Frustrating to have a window into the events of the world through the computer, with its glut of universal information: clogging the soul, trivialising and sanitising tragedy, mingling train crashes with celebrity divorces.


How can the modern human being mourn for earthquakes in India and El Salvador, go on to feel for those who died in the train crash? No wonder we read the information clinically, go on to entertainment news and shut down. At least story-telling, unrelated as it was to real time, had a purpose, a moral. News for news sake is simply clutter.

Read on.


“The soul lies midway between understanding and unconsciousness and that its instrument is neither the mind nor the body, but imagination.”

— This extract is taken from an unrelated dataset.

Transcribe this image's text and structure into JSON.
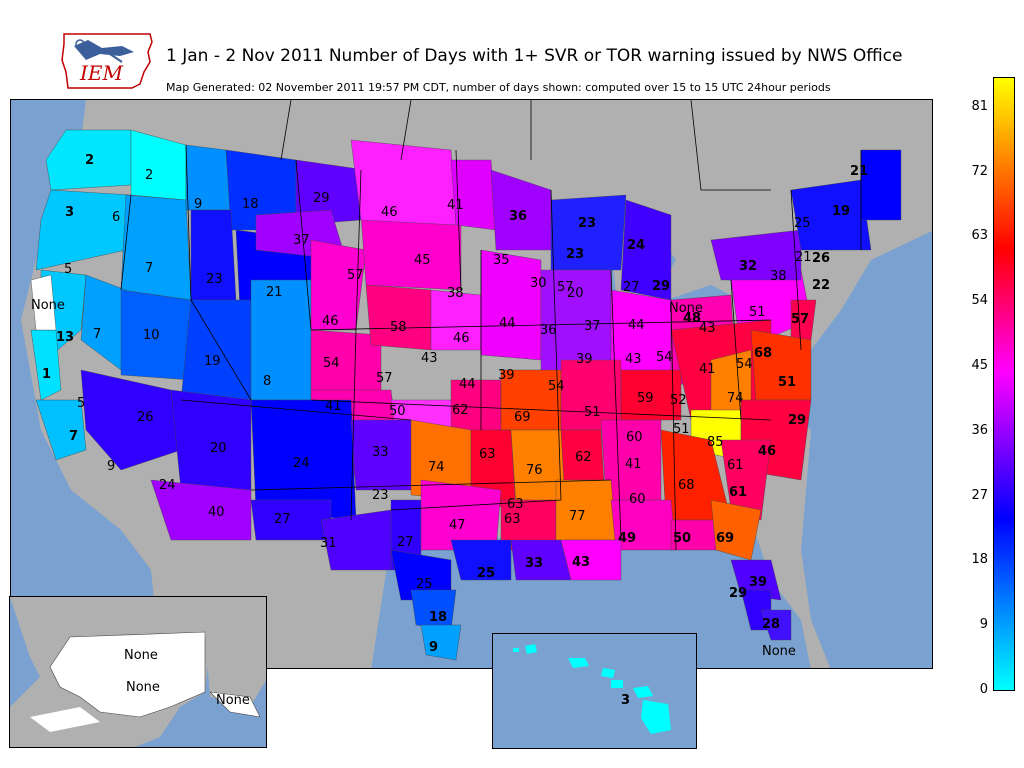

What is it about Carnival that creates so much expectancy, so much heightened emotion? It is primal. It’s when people put on masks and become real. With their plumage and bare skin they openly demonstrate the human longing for applause, for freedom from societal constraint, for an atavistic connection with themselves, and the celebration of human imagination. It puts them in touch with their souls.

Don’t think. Eyes back on “Care of the Soul.”


“Care of the soul isn’t about curing, fixing, changing, adjusting or making healthy, and it isn’t about some idea of perfection or even improvement. It doesn’t look to the future for an ideal, trouble-free existence. Rather, it remains patiently in the present, close to life as it presents itself day by day.”


The brain receives seemingly discordant signals zagging against one another like crashing trains, that it is unable to process it all and make sense of it. Hidden among the fragments of the carnage and the celebrity, the drunken nights and the dance, the mourning and the innocent skipping of moving stars, is the soul’s own pattern all the more compelling because it plays hide and seek with us, now giving us a glimpse into its fullness, now showing us disconnected frames. Better to leave it alone and let it fragment, let it ferment, let it breakaway.


The soul has its own rhythm, and requires you to descend into the underworld of death and madness, and from it comes the nugget of life, the gold in the sludge.